Disgraced Researcher on Gay Marriage Accused of Lying about Funding

Twitter/@UCLaCour
Twitter/@UCLaCour

Not only does it appear that UCLA grad student Michael LaCour lied about the results of his study on how easy it is to change minds on gay marriage, but it also appears he falsified data on his CV.

With much ballyhoo, Science journal published a paper by LaCour and his colleague, Professor Donald Green of Columbia University, which showed that opponents of gay marriage could not only have their minds changed after a 20-minute scripted conversation, but that their minds stayed changed over time.

The mainstream and advocacy media celebrated the results. After all, this fit into the narrative that Americans are eager to support “marriage equality,” and even opponents can be persuaded if they meet an earnest gay man face to face.

Turns out, it all appears to be a fraud. The grad student allegedly faked the data and later said he accidentally deleted it from his computer. His colleague hastily wrote to Science, stating the paper was a phony.

Now it comes to light that LaCour allegedly lied about funding sources for his now-disgraced study. He claimed he received funding for his paper from the Ford Foundation, the Williams Institute at UCLA, and the Evelyn and Walter Haas, Jr. Fund. Each institution now denies ever funding LaCour or his study.
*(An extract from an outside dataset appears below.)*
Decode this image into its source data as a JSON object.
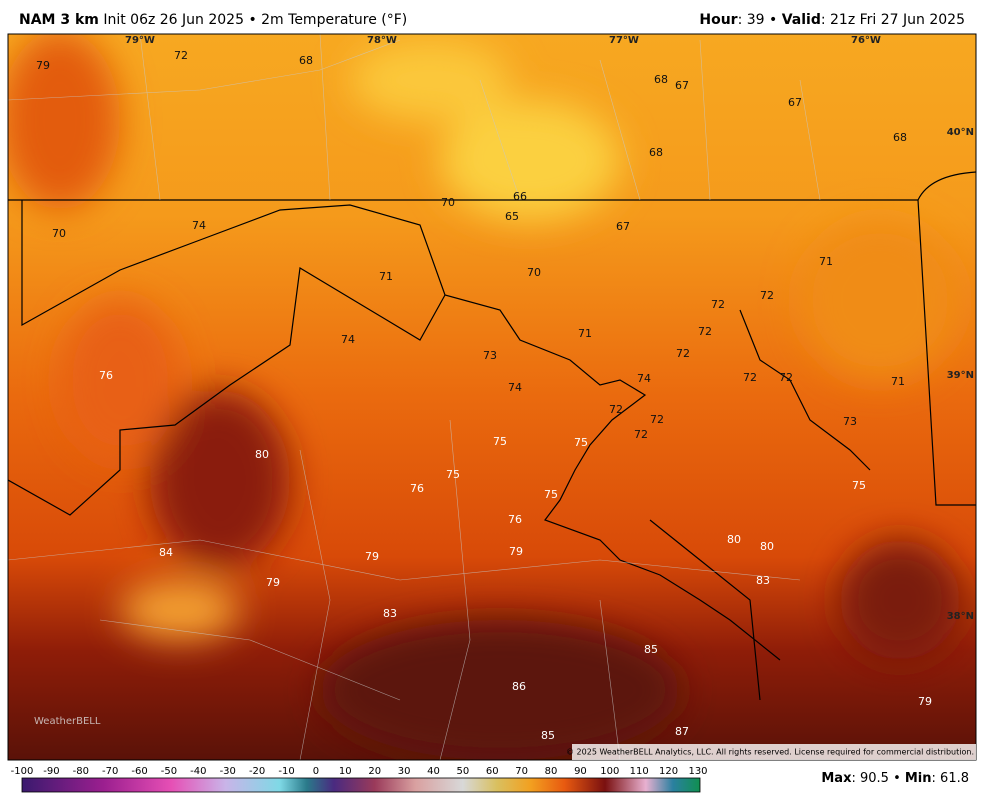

Jesse Singal, writing in New York magazine’s Science of Us reported Tuesday that another funding claim on LaCour’s CV is also phony. LaCour said he received $160,000 from the Jay and Rose Phillips Family Foundation. The foundation reportedly told Singal they had not funded LaCour at all.

One of the odd angles of the media narrative is the comparison between Michael LaCour’s alleged fraud and the authenticated research of Mark Regnerus, who has become a punching bag for advocates of same-sex marriage.

Regnerus published the largest-ever analysis of children raised by LGBTs compared to those raised by single moms and those raised by their biological mother and father. His study showed that across a whole host of measurements, the children raised by two men or two women in a same-sex relationship fared far worse in life than those raised by the children’s biological mother and father. Despite an ongoing assault on his methods and findings, Regnerus’s study has never been retracted by the peer-reviewed publication that published it. What’s more, even though his university carried out an investigation, both his methods and findings were given a clean bill of health, even by those who support gay marriage.

Matthew Franck, writing at First Things, says any comparison between the two studies and the two researchers is entirely specious. One study was “the first ever research, using a nationally representative sample, on the young-adult outcomes for kids raised by people who have same-sex romantic relationships.” The other reportedly was a fraud. No comparison.